Cualquiera con un mínimo de inteligencia y sentido común entiende que para algunos candidatos la felicidad es tener la mayor cantidad de bienes y comodidades posibles, para otros la felicidad se trata que los otros -los “enemigos”- no gocen de ese bienestar sino de distribuir entre todos el dinero que se podría emplear en lo que ellos creen es la felicidad para unos pocos.

Posiblemente sería mucho más sencillo entender los distintos discursos que se exponen a la vista del votante si se dijera para qué se proponen las cosas que se prometen.

De esa manera el debate político se centraría en lo que realmente importa que es cómo somos más felices, sin quedarnos en si es posible financiar las nuevas líneas de metro o si es responsable ofrecer lo que se sabe que no se puede cumplir.

¿Qué es entonces la felicidad?  Hay que empezar señalando la diferencia que tiene con el concepto de satisfacción.  Mientras una incluye una dimensión espiritual -que no tiene nada que ver con religiosidad- la otra parece encaminarse al logro de lo material.

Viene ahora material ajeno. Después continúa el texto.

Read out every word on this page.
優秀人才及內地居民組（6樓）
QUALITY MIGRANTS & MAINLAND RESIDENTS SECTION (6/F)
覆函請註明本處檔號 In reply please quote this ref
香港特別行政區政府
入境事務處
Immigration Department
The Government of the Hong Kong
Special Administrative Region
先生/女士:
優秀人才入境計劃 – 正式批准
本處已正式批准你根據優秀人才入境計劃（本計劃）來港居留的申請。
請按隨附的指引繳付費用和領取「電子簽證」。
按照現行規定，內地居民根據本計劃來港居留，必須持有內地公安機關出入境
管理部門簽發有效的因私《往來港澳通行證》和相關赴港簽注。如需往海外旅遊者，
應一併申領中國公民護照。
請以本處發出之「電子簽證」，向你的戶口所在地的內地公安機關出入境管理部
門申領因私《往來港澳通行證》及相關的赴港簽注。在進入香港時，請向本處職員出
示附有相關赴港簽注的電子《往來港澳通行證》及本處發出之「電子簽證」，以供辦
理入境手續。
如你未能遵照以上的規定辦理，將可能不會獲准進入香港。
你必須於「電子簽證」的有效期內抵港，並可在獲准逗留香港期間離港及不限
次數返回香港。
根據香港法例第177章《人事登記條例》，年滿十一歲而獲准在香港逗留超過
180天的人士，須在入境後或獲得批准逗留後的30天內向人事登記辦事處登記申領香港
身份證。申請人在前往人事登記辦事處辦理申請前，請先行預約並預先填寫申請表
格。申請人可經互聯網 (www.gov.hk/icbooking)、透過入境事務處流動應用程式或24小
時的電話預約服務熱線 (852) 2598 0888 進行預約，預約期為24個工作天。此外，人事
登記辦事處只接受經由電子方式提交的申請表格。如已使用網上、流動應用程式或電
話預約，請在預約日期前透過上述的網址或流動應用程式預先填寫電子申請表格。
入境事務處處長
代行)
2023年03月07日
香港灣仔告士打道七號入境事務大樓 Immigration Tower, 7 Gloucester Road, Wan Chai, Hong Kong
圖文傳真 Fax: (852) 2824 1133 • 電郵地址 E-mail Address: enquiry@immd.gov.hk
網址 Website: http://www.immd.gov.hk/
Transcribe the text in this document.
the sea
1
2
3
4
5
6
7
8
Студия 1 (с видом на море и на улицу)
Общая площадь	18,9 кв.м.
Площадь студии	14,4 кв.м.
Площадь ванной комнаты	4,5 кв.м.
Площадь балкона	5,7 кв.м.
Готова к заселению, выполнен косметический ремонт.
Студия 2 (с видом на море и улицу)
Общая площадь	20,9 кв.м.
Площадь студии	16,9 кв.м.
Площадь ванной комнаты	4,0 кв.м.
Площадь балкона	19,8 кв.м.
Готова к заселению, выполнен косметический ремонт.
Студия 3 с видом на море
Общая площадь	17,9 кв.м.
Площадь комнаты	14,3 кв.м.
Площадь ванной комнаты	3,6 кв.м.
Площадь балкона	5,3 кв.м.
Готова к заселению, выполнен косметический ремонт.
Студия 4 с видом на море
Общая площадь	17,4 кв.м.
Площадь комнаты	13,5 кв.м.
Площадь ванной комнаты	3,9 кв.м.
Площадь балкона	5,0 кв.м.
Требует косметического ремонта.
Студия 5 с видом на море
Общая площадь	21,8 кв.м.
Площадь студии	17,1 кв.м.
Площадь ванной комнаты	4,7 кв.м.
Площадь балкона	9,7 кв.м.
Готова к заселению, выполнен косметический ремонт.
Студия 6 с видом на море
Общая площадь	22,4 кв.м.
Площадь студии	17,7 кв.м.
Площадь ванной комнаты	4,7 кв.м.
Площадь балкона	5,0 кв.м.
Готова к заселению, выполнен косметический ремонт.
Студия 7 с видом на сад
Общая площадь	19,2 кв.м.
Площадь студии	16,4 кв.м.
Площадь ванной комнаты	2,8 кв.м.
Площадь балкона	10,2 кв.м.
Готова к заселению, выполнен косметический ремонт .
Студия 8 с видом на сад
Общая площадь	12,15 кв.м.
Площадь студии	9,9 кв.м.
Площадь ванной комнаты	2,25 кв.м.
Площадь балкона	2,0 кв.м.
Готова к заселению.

Se olvida con demasiada frecuencia  que las personas están hechas de emociones, además de necesidades, y que, si bien un Gobierno no tiene la capacidad de asegurar la felicidad de las personas, sí puede crear las condiciones mínimas que ayuden a su búsqueda, y en ello caben tanto la satisfacción de las necesidades materiales como la generación de un espacio de convivencia que haga posible la realización de cada uno de acuerdo a sus propias expectativas y posibilidades.

El Estado sí puede asegurar que se respeten los derechos, por ejemplo, que mujeres y hombres sean iguales en dignidad, que los ancianos no teman al abandono, que los niños puedan desarrollarse en todo su potencial, que los jóvenes se mantengan libres en lo posible de los errores propios de la edad, que hombres y mujeres tengan cómo constituir familias y que sean respetados si no quieren hacerlo, que cada uno pueda aportar a los demás toda su capacidad y que no se le niegue recibir lo que requiere de los otros.

Evidentemente, es incómodo y complicado enfocar las promesas desde el punto de vista de la felicidad de los individuos, porque siempre es más fácil reducirlo todo a números para explicárselo a un público que nunca es tan tonto como parece creerse.